Clearly, the Court of Appeal did not consider that the science had progressed sufficiently to assist Mr Smith in his claim (at least to a level of accuracy and reliability as would satisfy a New Zealand court). Whether, if this changed, the courts would then be prepared to reassess the amenability of tort law to climate change-related claims remains to be seen. The Court of Appeal's decision suggests, however, that there would still be a range policy and "conceptual" difficulties to be grappled with.

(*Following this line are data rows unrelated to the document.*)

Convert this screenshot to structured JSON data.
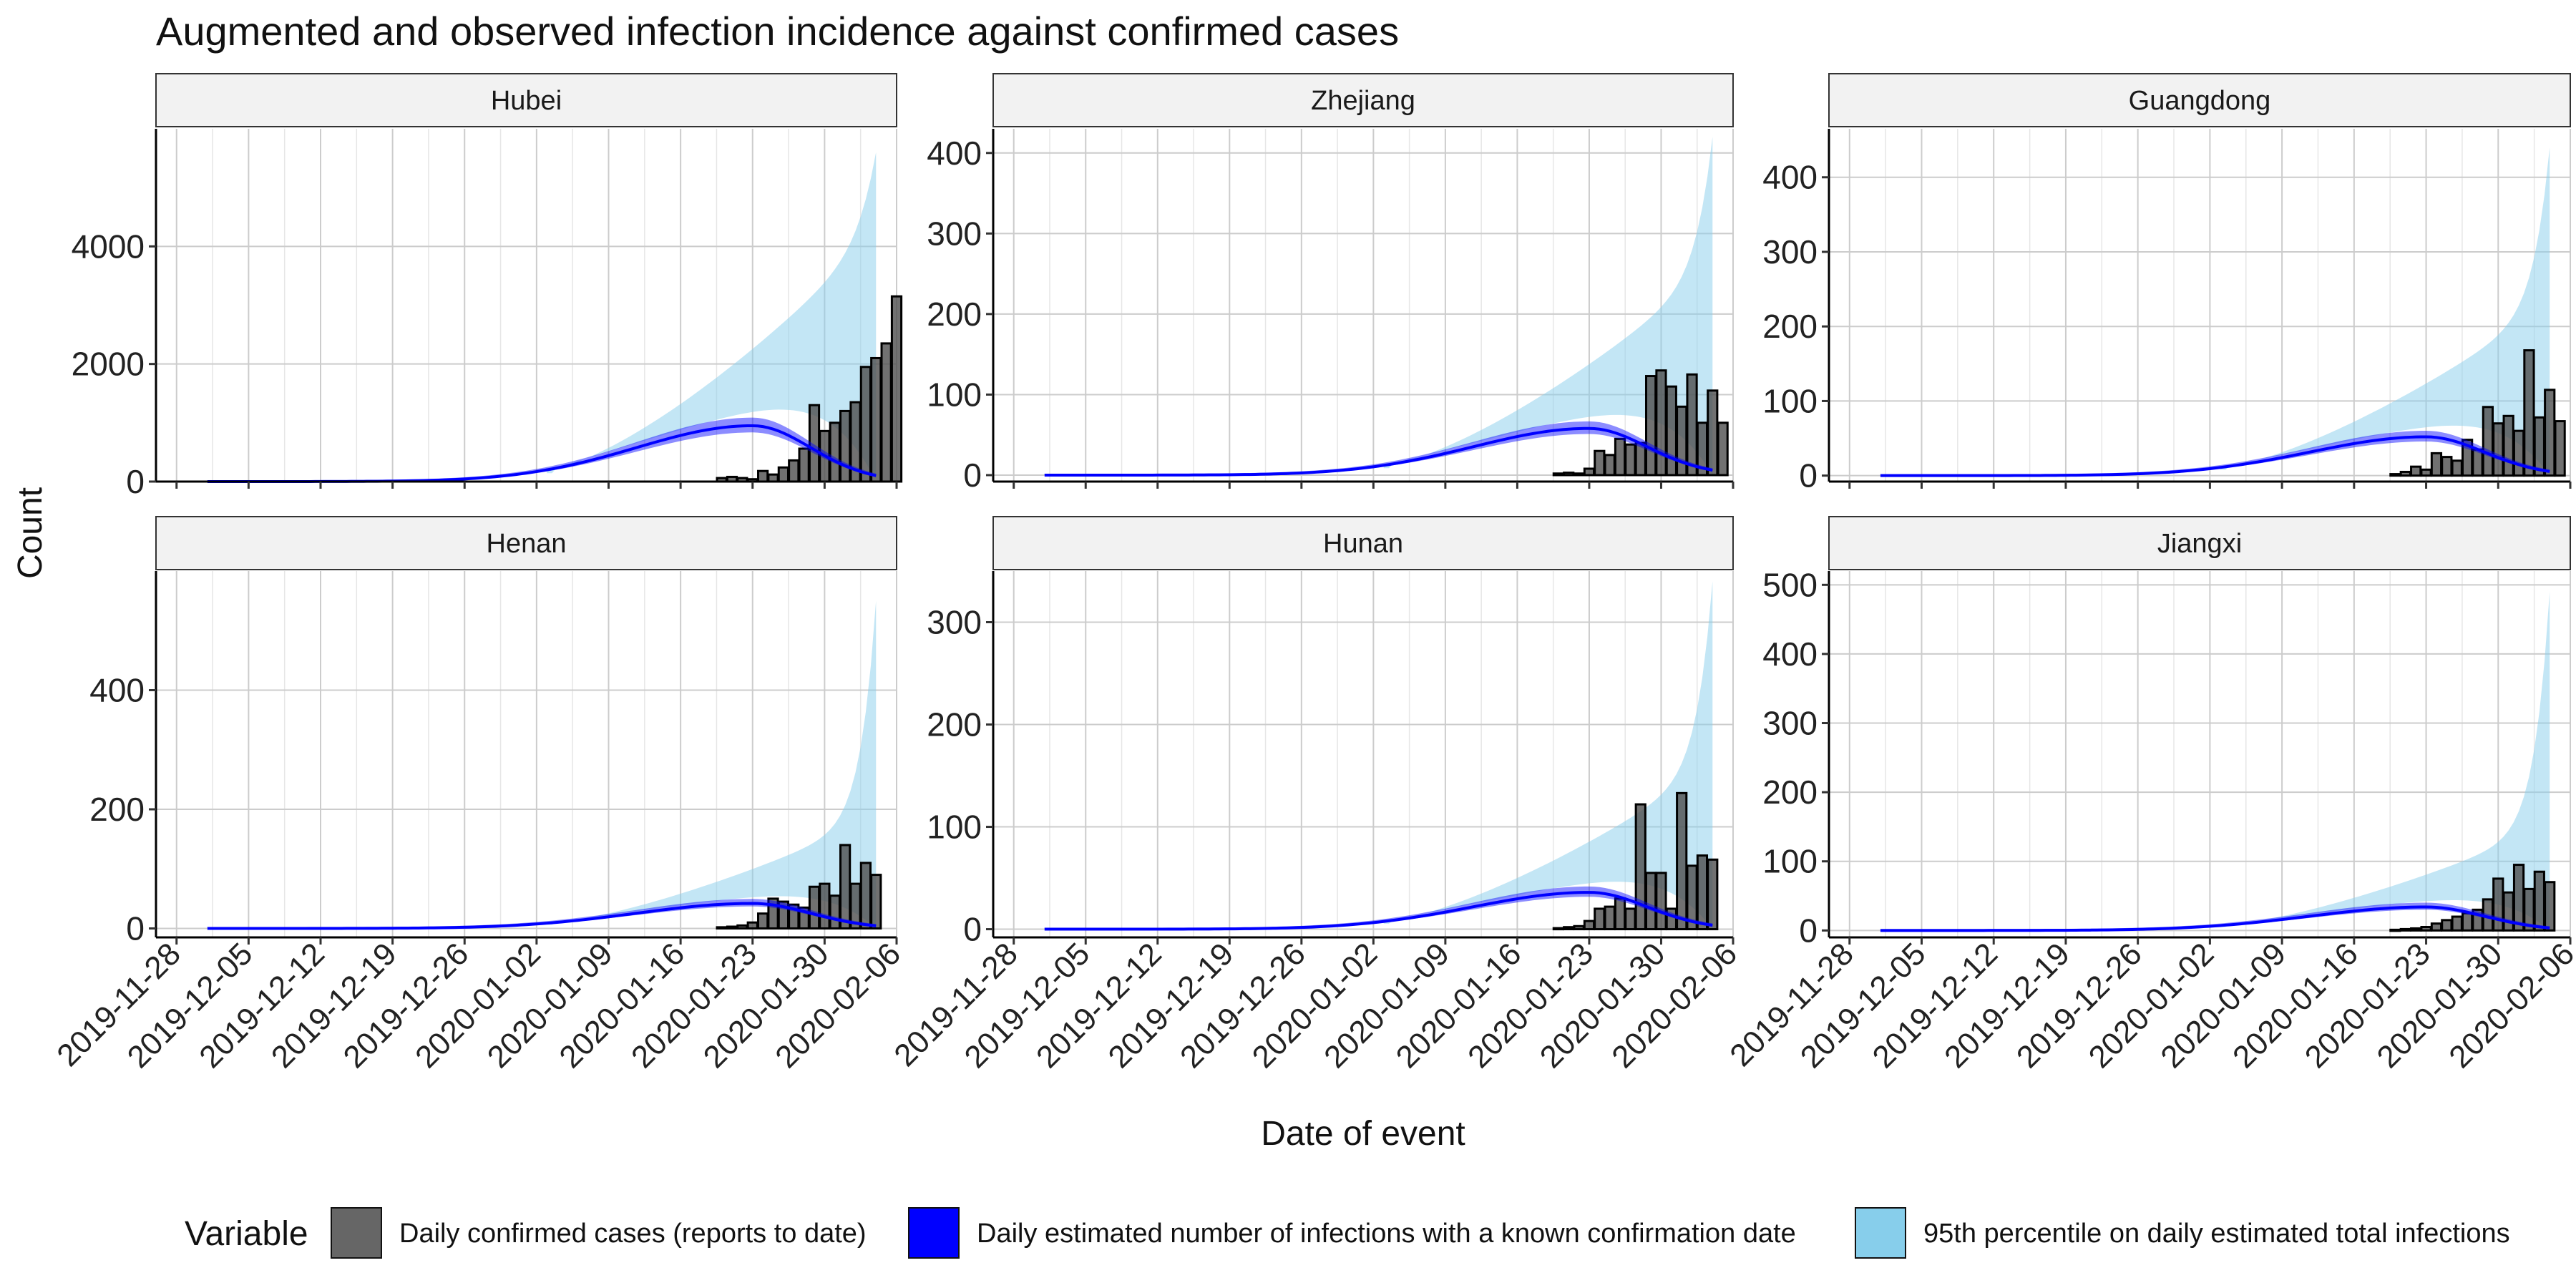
{
  "title": "Augmented and observed infection incidence against confirmed cases",
  "chart_data": {
    "type": "bar",
    "xlabel": "Date of event",
    "ylabel": "Count",
    "x_ticks": [
      "2019-11-28",
      "2019-12-05",
      "2019-12-12",
      "2019-12-19",
      "2019-12-26",
      "2020-01-02",
      "2020-01-09",
      "2020-01-16",
      "2020-01-23",
      "2020-01-30",
      "2020-02-06"
    ],
    "x_range": [
      "2019-11-26",
      "2020-02-06"
    ],
    "grid": true,
    "legend": {
      "title": "Variable",
      "position": "bottom",
      "items": [
        {
          "label": "Daily confirmed cases (reports to date)",
          "color": "#666666"
        },
        {
          "label": "Daily estimated number of infections with a known confirmation date",
          "color": "#0000ff"
        },
        {
          "label": "95th percentile on daily estimated total infections",
          "color": "#87ceeb"
        }
      ]
    },
    "panels": [
      {
        "name": "Hubei",
        "ylim": [
          0,
          6000
        ],
        "y_ticks": [
          0,
          2000,
          4000
        ],
        "bars": {
          "start": "2020-01-20",
          "values": [
            60,
            80,
            60,
            40,
            180,
            120,
            240,
            360,
            560,
            1300,
            860,
            1000,
            1200,
            1350,
            1950,
            2100,
            2350,
            3150
          ]
        },
        "estimate": {
          "peak_date": "2020-01-23",
          "peak": 950
        },
        "band": {
          "upper_end": 5600,
          "lower_end": 60
        }
      },
      {
        "name": "Zhejiang",
        "ylim": [
          -8,
          430
        ],
        "y_ticks": [
          0,
          100,
          200,
          300,
          400
        ],
        "bars": {
          "start": "2020-01-20",
          "values": [
            2,
            3,
            2,
            8,
            30,
            25,
            45,
            38,
            40,
            123,
            130,
            110,
            85,
            125,
            65,
            105,
            65
          ]
        },
        "estimate": {
          "peak_date": "2020-01-23",
          "peak": 58
        },
        "band": {
          "upper_end": 420,
          "lower_end": 1
        }
      },
      {
        "name": "Guangdong",
        "ylim": [
          -8,
          465
        ],
        "y_ticks": [
          0,
          100,
          200,
          300,
          400
        ],
        "bars": {
          "start": "2020-01-20",
          "values": [
            2,
            5,
            12,
            8,
            30,
            25,
            20,
            48,
            35,
            92,
            70,
            80,
            60,
            168,
            78,
            115,
            73
          ]
        },
        "estimate": {
          "peak_date": "2020-01-23",
          "peak": 52
        },
        "band": {
          "upper_end": 440,
          "lower_end": 1
        }
      },
      {
        "name": "Henan",
        "ylim": [
          -15,
          600
        ],
        "y_ticks": [
          0,
          200,
          400
        ],
        "bars": {
          "start": "2020-01-20",
          "values": [
            2,
            3,
            5,
            10,
            25,
            50,
            45,
            40,
            35,
            70,
            75,
            55,
            140,
            75,
            110,
            90
          ]
        },
        "estimate": {
          "peak_date": "2020-01-23",
          "peak": 42
        },
        "band": {
          "upper_end": 550,
          "lower_end": 1
        }
      },
      {
        "name": "Hunan",
        "ylim": [
          -8,
          350
        ],
        "y_ticks": [
          0,
          100,
          200,
          300
        ],
        "bars": {
          "start": "2020-01-20",
          "values": [
            1,
            2,
            3,
            8,
            20,
            22,
            30,
            20,
            122,
            55,
            55,
            20,
            133,
            62,
            72,
            68
          ]
        },
        "estimate": {
          "peak_date": "2020-01-23",
          "peak": 36
        },
        "band": {
          "upper_end": 340,
          "lower_end": 1
        }
      },
      {
        "name": "Jiangxi",
        "ylim": [
          -10,
          520
        ],
        "y_ticks": [
          0,
          100,
          200,
          300,
          400,
          500
        ],
        "bars": {
          "start": "2020-01-20",
          "values": [
            1,
            2,
            3,
            5,
            10,
            15,
            20,
            25,
            30,
            45,
            75,
            55,
            95,
            60,
            85,
            70
          ]
        },
        "estimate": {
          "peak_date": "2020-01-23",
          "peak": 34
        },
        "band": {
          "upper_end": 490,
          "lower_end": 1
        }
      }
    ]
  }
}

In its judgment, the Court gave a clear direction that, as regards climate change, it sees the role of courts to be one of supporting and enforcing the statutory scheme. Public law actions (notably judicial review) are commonly used already, and in the last year alone high-profile judicial review applications have been pursued by Lawyers for Climate Action New Zealand in relation to the Mill Road infrastructure project in Auckland and challenging the Climate Change Commission's recommendations for New Zealand to meet its emission reduction commitments. The emphasis placed by the Court of Appeal on the important role of the courts in "holding the Government to account" in relation to the statutory scheme are likely to be welcomed by those who seek to use the courts in this way.
Finally, we note that the trend in climate change litigation internationally is for claims to be brought which explore or push the boundaries of the law and that some of these (for example, claims alleging breaches of directors' duties) remain untested in the New Zealand courts. Accordingly, whilst (ostensibly) the Court of Appeal has "shut the door" on climate change-related tort claims, novel claims can still be expected to be brought.
We await with interest what appetite the courts will have for these claims and whether they will seek to use them as a way of influencing the direction of travel on climate change issues.